Wee was charged over the offences in 2006, but absconded and remained at large until she was nabbed in August this year.

Yesterday, the 39-year-old was jailed 27 months after admitting eight charges of theft, cheating and forgery. Thirty-four other charges were taken into consideration.

The total loss caused by Wee’s actions was $26,254, and the amount in the charges proceeded with was $12,111.

Her sister, accountant Wee Yat Lian, 43, was in court with other family members yesterday, and defence counsel Raymund Anthony said she has written a letter saying she has forgiven Yat Mui.

Deputy Public Prosecutor Kwek Chin Yong said that for a long time, the sisters were not on good terms when they were living with their mother in Bedok.

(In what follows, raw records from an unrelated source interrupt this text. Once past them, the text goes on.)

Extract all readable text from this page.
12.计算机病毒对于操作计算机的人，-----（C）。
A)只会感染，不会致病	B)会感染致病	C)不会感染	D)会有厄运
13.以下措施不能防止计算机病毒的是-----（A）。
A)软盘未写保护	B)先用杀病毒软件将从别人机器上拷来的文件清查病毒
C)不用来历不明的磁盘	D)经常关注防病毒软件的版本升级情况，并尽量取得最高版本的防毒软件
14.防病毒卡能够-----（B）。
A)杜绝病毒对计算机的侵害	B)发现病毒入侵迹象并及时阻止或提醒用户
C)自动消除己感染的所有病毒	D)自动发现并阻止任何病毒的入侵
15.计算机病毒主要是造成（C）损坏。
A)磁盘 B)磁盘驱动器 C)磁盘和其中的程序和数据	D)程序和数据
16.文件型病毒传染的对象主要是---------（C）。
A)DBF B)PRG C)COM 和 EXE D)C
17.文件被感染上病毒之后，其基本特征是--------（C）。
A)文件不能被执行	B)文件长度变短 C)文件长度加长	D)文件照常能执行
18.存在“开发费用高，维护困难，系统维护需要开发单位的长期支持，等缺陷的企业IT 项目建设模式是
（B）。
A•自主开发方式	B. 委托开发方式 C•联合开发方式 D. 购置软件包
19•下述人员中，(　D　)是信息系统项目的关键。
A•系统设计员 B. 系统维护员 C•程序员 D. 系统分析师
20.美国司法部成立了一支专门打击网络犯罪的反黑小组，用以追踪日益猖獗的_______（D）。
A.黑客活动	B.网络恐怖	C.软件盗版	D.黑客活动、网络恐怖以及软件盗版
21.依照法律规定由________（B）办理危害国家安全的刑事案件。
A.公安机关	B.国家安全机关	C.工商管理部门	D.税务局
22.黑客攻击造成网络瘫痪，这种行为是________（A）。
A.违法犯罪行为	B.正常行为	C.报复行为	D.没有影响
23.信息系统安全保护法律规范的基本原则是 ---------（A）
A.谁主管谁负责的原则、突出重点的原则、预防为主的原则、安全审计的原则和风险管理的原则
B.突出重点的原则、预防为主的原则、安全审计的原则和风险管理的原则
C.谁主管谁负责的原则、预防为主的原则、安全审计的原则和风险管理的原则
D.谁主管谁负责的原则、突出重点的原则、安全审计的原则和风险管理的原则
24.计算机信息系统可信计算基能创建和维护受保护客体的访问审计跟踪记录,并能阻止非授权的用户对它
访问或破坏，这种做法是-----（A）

Yat Mui formed the idea to sabotage Yat Lian to teach her a lesson. She stole two UOB credit cards from her sister’s wallet when it was left unattended.

She then went on a shopping spree, buying jewellery and a mobile phone. She also went to the movies and spent on petrol.

Next, Yat Mui stole her sister’s identity card and impersonated her to apply for the surrender of her insurance policies from Great Eastern Life and Prudential Assurance.

She forged several documents for this. The proceeds were given to her in the form of cheques which she then cashed or banked, all the while posing as her sister.

Yat Mui also used her sister’s identity card to subscribe for three mobile phone lines, and then cut it up, Mr Kwek said.

Mr Anthony said his client was in financial trouble and had asked her sister a number of times for money but failed to get any. The unemployed Yat Mui committed the offences out of desperation, he said.

District Judge Eddy Tham told the accused that the offences were very serious. He noted that hers was not an isolated case of spur-of-the-moment spending, but a deliberate act.